Belgium’s public broadcaster VRT is facing mounting pressure after accusations that it deliberately withheld sensitive data from a survey on attitudes towards women and LGBT people in Flanders.
The row erupted following a heated exchange on the VRT current affairs programme De Afspraak, where philosopher Maarten Boudry accused the broadcaster of suppressing findings linked to respondents’ migrant backgrounds.
The controversy centres on ‘De Foto van Vlaanderen,’ a large-scale survey commissioned by VRT, in which more than 2,000 Flemish residents aged 12 and above were questioned about social attitudes.
The most alarming finding showed that 17% of respondents aged between 12 and 17 agreed with the statement that men are allowed to hit women.
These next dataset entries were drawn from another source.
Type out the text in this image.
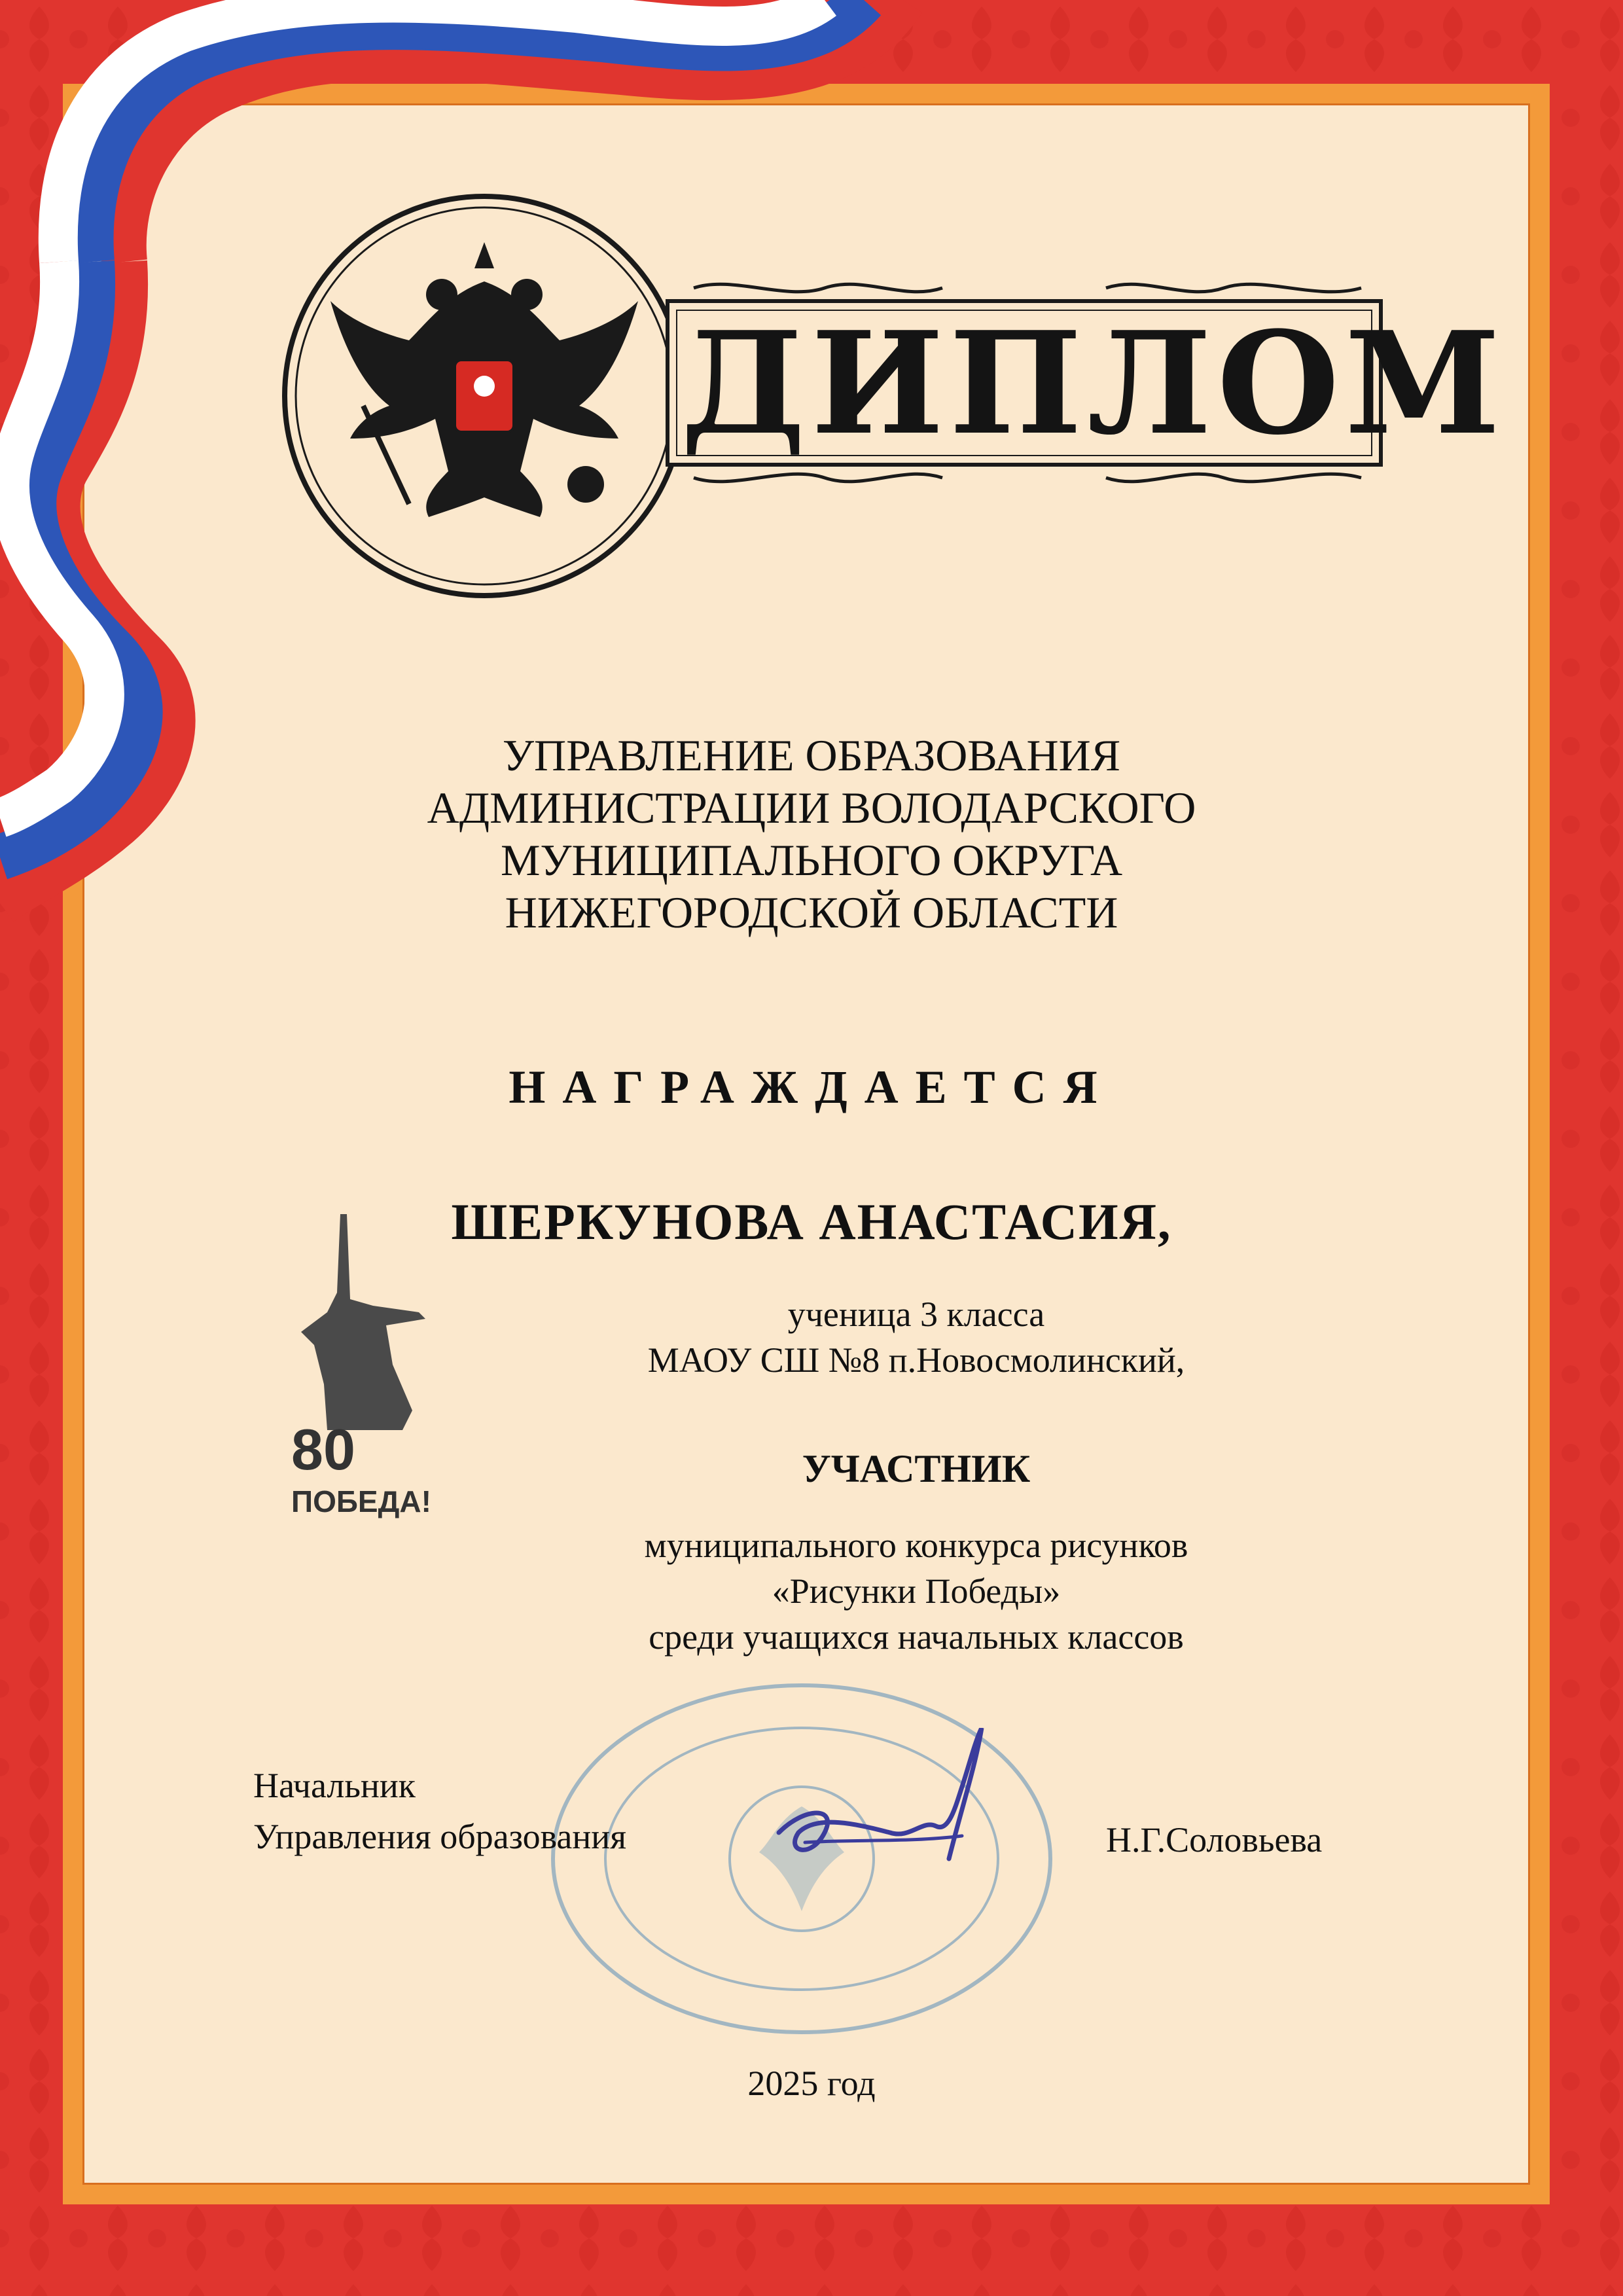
ДИПЛОМ
УПРАВЛЕНИЕ ОБРАЗОВАНИЯ
АДМИНИСТРАЦИИ ВОЛОДАРСКОГО
МУНИЦИПАЛЬНОГО ОКРУГА
НИЖЕГОРОДСКОЙ ОБЛАСТИ
НАГРАЖДАЕТСЯ
ШЕРКУНОВА АНАСТАСИЯ,
ученица 3 класса
МАОУ СШ №8 п.Новосмолинский,
УЧАСТНИК
муниципального конкурса рисунков
«Рисунки Победы»
среди учащихся начальных классов
80
ПОБЕДА!
Начальник
Управления образования	Н.Г.Соловьева
2025 год
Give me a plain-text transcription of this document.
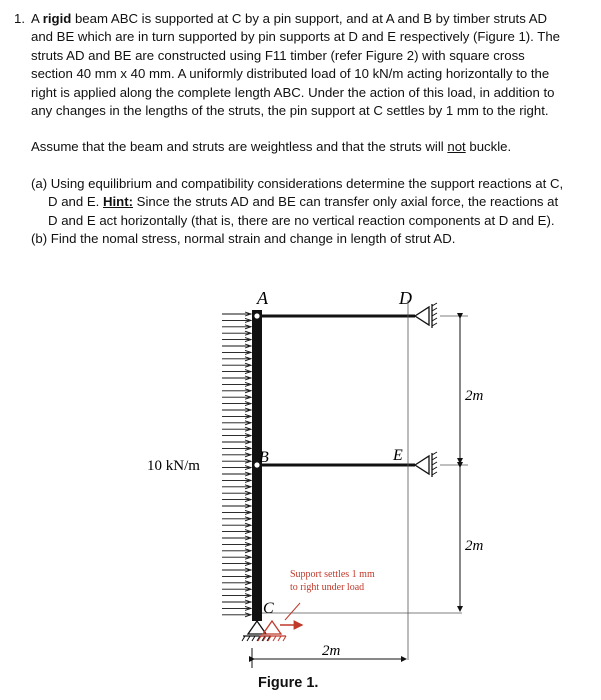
1. A rigid beam ABC is supported at C by a pin support, and at A and B by timber struts AD
and BE which are in turn supported by pin supports at D and E respectively (Figure 1). The
struts AD and BE are constructed using F11 timber (refer Figure 2) with square cross
section 40 mm x 40 mm. A uniformly distributed load of 10 kN/m acting horizontally to the
right is applied along the complete length ABC. Under the action of this load, in addition to
any changes in the lengths of the struts, the pin support at C settles by 1 mm to the right.
Assume that the beam and struts are weightless and that the struts will not buckle.
(a) Using equilibrium and compatibility considerations determine the support reactions at C,
D and E. Hint: Since the struts AD and BE can transfer only axial force, the reactions at
D and E act horizontally (that is, there are no vertical reaction components at D and E).
(b) Find the nomal stress, normal strain and change in length of strut AD.
A	D
B	E
C
10 kN/m
2m
2m
2m
Support settles 1 mm
to right under load
Figure 1.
Among those aged 18–24 and 25–44, the figure stood at 16%.
VRT argued that this is mainly down to the “manosphere,” an online network of influencers who promote “toxic masculinity” as an ideal.
However, during the broadcast, Boudry argued that cultural and religious factors should not be ignored in explaining such results. Referring to Islam, he said there exists “a holy book in which it literally states that a man may hit a woman” before producing what he claimed was an internal VRT document not intended for public circulation.
According to Boudry, the note revealed that VRT researchers had gathered data relating to respondents’ origins but instructed journalists not to include the figures in reporting because the sample was deemed statistically unreliable.
“This is how you conceal crucial information and make an honest public debate impossible,” right-wing Vlaams Belang politician Kristof Slagmulder wrote on X, calling the affair “an absolute disgrace.”
The controversy has reignited concerns in Belgium over impartiality and transparency at the taxpayer-funded broadcaster. Vlaams Belang accused the channel of breaching its duty of impartiality.
The party’s parliamentary leader in the Flemish parliament, Chris Janssens, said that if VRT had indeed instructed journalists to suppress findings concerning respondents of foreign origin, it would amount to “a violation of the legal obligations of the public broadcaster.”
Vlaams Belang representatives on VRT’s board have demanded an extraordinary meeting to investigate whether the broadcaster manipulated information and failed in its obligation to remain politically neutral.
VRT strongly denied any attempt to conceal politically inconvenient findings. In a statement, the broadcaster insisted that its research department only publishes statistically reliable conclusions and that the subgroup of respondents with foreign backgrounds was too small and diverse to support meaningful analysis.
Nevertheless, Flemish Media Minister Cieltje Van Achter called on VRT to publish the full study in the interest of “maximum transparency.”
The case is not an isolated incident. It comes in the context of what right-wing critics have long argued: that public broadcasters in Western Europe—and in particular in France, Germany, and the United Kingdom—are left-leaning and have a tendency to omit negative stories about the effects of mass migration.